The population of gamers is shrinking past pre-pandemic levels, according to industry report

Gaming losing the war for attention is not a good sign for the games and gamers left playing.
Text: Alex Hopley
Published 2026-02-19

More games want more of your time than ever before, you've probably noticed. If they're not after your money, they're after your time, so you spend all the free hours you have grinding for that next battle pass level or limited-time skin. It's a trend we're only likely to see increase, as companies will be forced to make the most out of a shrinking gaming population.

According to research by industry analyst Matthew Ball (via PC Gamer), gaming populations have been shrinking in major markets across the world. You'd expect that when comparing the figures to pandemic levels, as people had little else to do except game during the COVID-19 lockdowns. However, we're getting to a stage now where the number of gamers is dropping below the numbers it saw prior to the height of the lockdowns in territories like the US and Canada.

Why is this? Well, it seems that video games are losing the war for our attention.
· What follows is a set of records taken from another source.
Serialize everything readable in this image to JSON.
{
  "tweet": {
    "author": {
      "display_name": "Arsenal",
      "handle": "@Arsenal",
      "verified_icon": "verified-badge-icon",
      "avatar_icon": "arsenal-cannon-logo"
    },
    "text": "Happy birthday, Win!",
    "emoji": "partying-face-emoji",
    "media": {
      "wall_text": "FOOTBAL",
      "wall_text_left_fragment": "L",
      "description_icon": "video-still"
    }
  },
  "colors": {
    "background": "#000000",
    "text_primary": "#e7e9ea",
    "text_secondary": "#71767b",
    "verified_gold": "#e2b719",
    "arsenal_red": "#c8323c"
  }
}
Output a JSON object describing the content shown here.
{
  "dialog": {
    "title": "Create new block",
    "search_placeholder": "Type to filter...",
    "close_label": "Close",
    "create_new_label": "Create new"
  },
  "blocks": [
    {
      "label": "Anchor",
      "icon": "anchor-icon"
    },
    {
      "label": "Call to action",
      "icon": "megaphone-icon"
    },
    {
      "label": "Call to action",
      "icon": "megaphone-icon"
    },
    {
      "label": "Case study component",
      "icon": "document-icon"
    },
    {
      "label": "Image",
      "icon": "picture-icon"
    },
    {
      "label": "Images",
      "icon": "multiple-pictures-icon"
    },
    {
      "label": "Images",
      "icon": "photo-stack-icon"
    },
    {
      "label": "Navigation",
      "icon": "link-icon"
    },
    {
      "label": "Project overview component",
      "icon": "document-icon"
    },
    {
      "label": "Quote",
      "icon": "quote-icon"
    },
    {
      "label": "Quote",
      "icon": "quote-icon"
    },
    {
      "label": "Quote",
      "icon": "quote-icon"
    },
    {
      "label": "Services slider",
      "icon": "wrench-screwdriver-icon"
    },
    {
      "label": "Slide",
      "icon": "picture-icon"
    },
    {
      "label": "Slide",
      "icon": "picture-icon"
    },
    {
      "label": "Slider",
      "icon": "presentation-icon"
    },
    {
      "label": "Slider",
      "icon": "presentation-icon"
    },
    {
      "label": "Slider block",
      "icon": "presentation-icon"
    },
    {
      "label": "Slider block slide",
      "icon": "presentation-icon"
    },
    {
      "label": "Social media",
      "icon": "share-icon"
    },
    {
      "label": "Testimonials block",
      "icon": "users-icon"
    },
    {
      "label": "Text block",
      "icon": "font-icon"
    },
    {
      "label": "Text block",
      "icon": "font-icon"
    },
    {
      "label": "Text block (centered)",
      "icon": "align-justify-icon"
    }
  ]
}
In the same period analysed by Ball (2020-today), we see that TikTok watch time increased by 50 million hours in the US. Spending on OnlyFans also more than doubled in the same time frame. In layman's terms, gooning and scrolling is beating gaming these days, it seems.

For gamers and game companies, this is a bad sign. The gamers that are left are feeling the squeeze, as developers and publishers are entering an increasingly competitive market, where they have to make you want to play their game more than the titles you already know and love. We've seen the signs of this for a time now, but to see it displayed so clearly by the data from Ball shows that video games really are in a time where growth is an incredible struggle for companies.